[I18n-sig] Re: pygettext dilemma

François Pinard pinard@iro.umontreal.ca
07 Aug 2001 16:38:05 -0400


[Barry A. Warsaw]

> In Mailman, I've got a bunch of normal .py modules and a bunch of
> command line scripts.  The modules have their translatable strings
> nicely marked with _() and only those strings should be extracted.

Hello, Barry.  Long time no talk! :-)

`_(STRING)' is two-fold.  First, it marks STRING for extraction and later
insertion in some generated POT file.  Second, it is a nickname for the
`gettext' function or alike, that will translate STRING at run time given
that a translation file provides a translation.

Experience taught us that this is not always adequate.  We sometimes need
to delay a translation.  That is, we might use `_(VARIABLE)', with VARIABLE
being first assigned some translatable string elsewhere in the program.
Since VARIABLE is not a string, it does not get extracted into a POT file.
But those strings which could get assigned to VARIABLE are not extracted
either, because they are not marked.  You understand that they were marked
with `_(STRING)', they would get translated prematurely.

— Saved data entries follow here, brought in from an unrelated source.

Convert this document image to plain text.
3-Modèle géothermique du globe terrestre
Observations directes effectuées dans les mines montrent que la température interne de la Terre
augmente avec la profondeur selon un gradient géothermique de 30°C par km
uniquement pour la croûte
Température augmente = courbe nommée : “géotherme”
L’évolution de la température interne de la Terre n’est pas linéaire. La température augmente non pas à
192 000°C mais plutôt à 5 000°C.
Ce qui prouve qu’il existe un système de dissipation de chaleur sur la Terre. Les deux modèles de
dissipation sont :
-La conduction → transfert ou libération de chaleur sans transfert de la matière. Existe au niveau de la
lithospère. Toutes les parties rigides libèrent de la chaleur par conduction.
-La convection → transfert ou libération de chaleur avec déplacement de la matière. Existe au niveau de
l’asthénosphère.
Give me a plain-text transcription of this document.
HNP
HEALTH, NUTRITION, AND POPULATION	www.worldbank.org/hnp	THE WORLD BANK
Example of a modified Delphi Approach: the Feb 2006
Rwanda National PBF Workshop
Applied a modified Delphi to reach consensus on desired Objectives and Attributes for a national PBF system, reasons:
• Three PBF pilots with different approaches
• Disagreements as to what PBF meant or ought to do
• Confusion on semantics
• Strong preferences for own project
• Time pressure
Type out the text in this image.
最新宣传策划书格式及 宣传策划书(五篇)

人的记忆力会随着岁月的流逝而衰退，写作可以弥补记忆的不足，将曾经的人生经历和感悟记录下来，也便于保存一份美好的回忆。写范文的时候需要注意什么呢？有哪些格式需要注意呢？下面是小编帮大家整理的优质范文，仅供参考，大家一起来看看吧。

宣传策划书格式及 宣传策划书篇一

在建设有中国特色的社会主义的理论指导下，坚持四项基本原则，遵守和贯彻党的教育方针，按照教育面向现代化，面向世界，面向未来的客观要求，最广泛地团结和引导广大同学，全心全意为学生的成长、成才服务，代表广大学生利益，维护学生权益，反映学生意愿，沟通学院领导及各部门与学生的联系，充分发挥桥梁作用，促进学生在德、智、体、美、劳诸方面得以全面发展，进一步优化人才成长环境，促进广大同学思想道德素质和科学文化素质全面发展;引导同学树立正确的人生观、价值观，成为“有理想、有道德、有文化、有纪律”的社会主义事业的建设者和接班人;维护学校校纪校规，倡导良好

All this to say that there is a need for marking strings in such a way that
they will be extracted into POT files, but otherwise untouched by Python.
That is, the way to mark string should be a Python no-operation, and ideally,
should not alter the Python language.

The only simple Python no-operation I know is the unary prefix `+', and my
intuition tells me that it might have been dangerous to use it for marking
delayed translation strings.  Using prefixes like i"STRING" or t"STRING"
(for "i"nternationalisable or "t"ranslatable) would require a modification
to Python.

So, I came with the simple idea to play a bit with the fact that Python folds
a succession of constant strings into a single one at compilation time.
The idea is to prefix a translatable string, when it is used outside the
usual `_(STRING)' idiom, by an empty string of the other kind, like this:

   Exemple         Type         For extractor

   'TEXT'          1-quoted     not marked
   "TEXT"          2-quoted     not marked
   '''TEXT'''      3-quoted     not marked
   ''"TEXT"        4-quoted     marked
   ""'TEXT'        5-quoted     marked
   """TEXT"""      6-quoted     not marked
   ""'''TEXT'''    7-quoted     marked
   ''"""TEXT"""    8-quoted     marked

Of course, the idea of using the empty string "of the other kind" is to
avoid ambiguity: prefixing '' to 'TEXT' would produce '''TEXT', which just
cannot work.  I agree that for 7-quoted and 8-quoted strings, it is not
really required to use the empty string of the other kind, using an empty
string of the same kind would work without problem.  I suggest we keep
"of the other kind" for 7-quoted and 8-quoted for being more consistent.

> The scripts however should have both _() and docstrings extracted,
> since the module docstrings include usage text.

In fact, I think that even within a single module, some docstrings should
be considered translatable, while some other docstrings should not be.
Considering the choice has to be per whole module at a time, is too gross.
This goes almost without saying.  One should not feel compelled to avoid
docstrings for internal or service functions within a module, merely to
avoid having them spuriously extracted, and later, uselessly translated.

> Does anybody have any suggestions or better ideas?

I would be tempted to suggest that we merely use delayed string marking,
using the convention above (like in 4-quoted, 5-quoted, 7-quoted or 8-quoted)
for docstrings meant to be translated.  Such strings would be extracted
no matter what, in docstring position of not.

An option to `pygettext' might exist to extract all docstrings, whether
marked as delayed strings or not, but I would guess this is an interim
solution which is not to be satisfying in the long term.  Best is to
mark translatable strings precisely, either using immediate `_(STRING)'
or delayed translation.

One problem is that Python does not seem to automatically concatenate a
sequence of strings as a single one, when in docstring position.  We might
consider this as a Python bug: repairing that bug would not really change
the language, and would allow delayed marking of translation strings.

Let me present the set of suggestions, in this message, as having a minimal
impact on Python, yet being pretty flexible in what it would allow us to do.

-- 
François Pinard   http://www.iro.umontreal.ca/~pinard